After 30 minutes from Ginga-mura Campground, you will arrive at an old shrine called Twelve Gongen. Gods of fertility and childbirth are enshrined here. In the main hall of the shrine, a doll called Saruboko is enshrined, and it is said that people who wish to have a child take one of the dolls home with them, and when their wish comes true, they make 12 dolls to return in thanks to the god.

The main hall of the Twelve Gongen Temples
Saruboko, an offering in the main hall

The Twelve Gongen shrine is regarded as one of the sacred places of Ontake worship. There are many monuments of sacred gods and statues of various gods from Japanese to esoteric gods, such as the seven gods of good fortune and Susano-no-o-no-mikoto, which symbolize the Utaki faith, which has embraced various faiths.

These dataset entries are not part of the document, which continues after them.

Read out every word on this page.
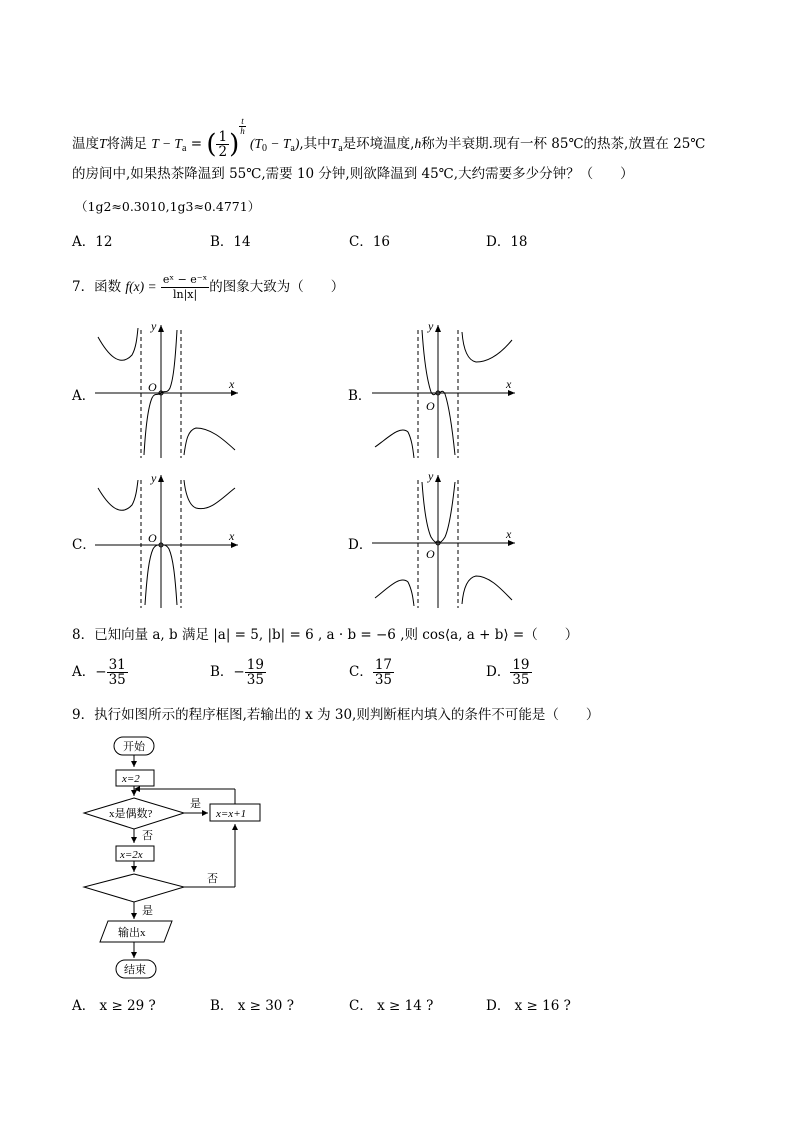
温度T将满足 $T - T_a$ = ( $\frac{1}{2}$ )
$\frac{t}{h}$
$(T_0 - T_a)$,其中$T_a$是环境温度,h称为半衰期.现有一杯 85℃的热茶,放置在 25℃
的房间中,如果热茶降温到 55℃,需要 10 分钟,则欲降温到 45℃,大约需要多少分钟？（　　）
（1g2≈0.3010,1g3≈0.4771）
A．12	B．14	C．16	D．18
7．函数 $f(x) = \frac{\text{eˣ − e⁻ˣ}}{\ln|x|}$ 的图象大致为（　　）
A．	B．
C．	D．
x
y
O	x
y
O
x
y
O	x
y
O
8．已知向量 a, b 满足 |a| = 5, |b| = 6 , a · b = −6 ,则 cos⟨a, a + b⟩ =（　　）
A．− $\frac{31}{35}$	B．− $\frac{19}{35}$	C． $\frac{17}{35}$	D． $\frac{19}{35}$
9．执行如图所示的程序框图,若输出的 x 为 30,则判断框内填入的条件不可能是（　　）
开始
x=2
x是偶数?
是
否
x=x+1
x=2x
否
是
输出x
结束
A． x ≥ 29 ?	B． x ≥ 30 ?	C． x ≥ 14 ?	D． x ≥ 16 ?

After hiking another 30 minutes from the Twelve Gongen, we arrived at Shin-taki. The waterfall was once the Shin in Shin-take was spelled with the Chinese symbol for "Holy", and not the symbol for "New" as it is now, a true waterfall of faith. Next to the waterfall, an ascetic's hut was for ascetics to sleep for 75 or 100 days of the year and is still in use.

The rock cave where ascetics are said to have slept
You can enter the backside of the waterfall (*provided by the Kiso Ontake Tourist Bureau)

There is a hollow behind the Shin-taki, which can be entered. The reflection of the sun's light on the fine spray of water is a very mysterious sight.

Kiyo-taki Waterfall

The last waterfall to be visited after Shin-taki is Kiyo-taki. It is said that in the past, mountain ascetics would purify themselves in this waterfall before ascending to the top of the mountain. Around noon, it is very beautiful to see the sun shining in front of the waterfall and observed the rainbow-colored lights. In the winter, the waterfall can be seen completely frozen over.

Kiyo-taki Waterfall surrounded by beautiful autumn leaves (*provided by the Kiso Ontake Tourist Bureau)
A rainbow over Kiyotaki Falls (*provided by the Kiso Ontake Tourist Bureau)

Also, in the summer season, you can experience waterfall purification rites, where you dress in white and stand in the path of the waterfall.


Lake Ontake and Mt Ontake
My guide Mr. Koshi

We returned to Omata Sansha and finished our walk along the Ontake Kodo hiking trail. On the way back to Kiso-Fukushima, I saw the shadow of Mount Ontake and the red leaves of the trees reflecting on the waters of Ontake Lake, which was very beautiful and divine. I hope you will visit the Kiso region, where you can feel the spiritual nature of Mount Ontake, experience the mountain faith, the harsh but rich nature, and the charms of Japan, in-depth.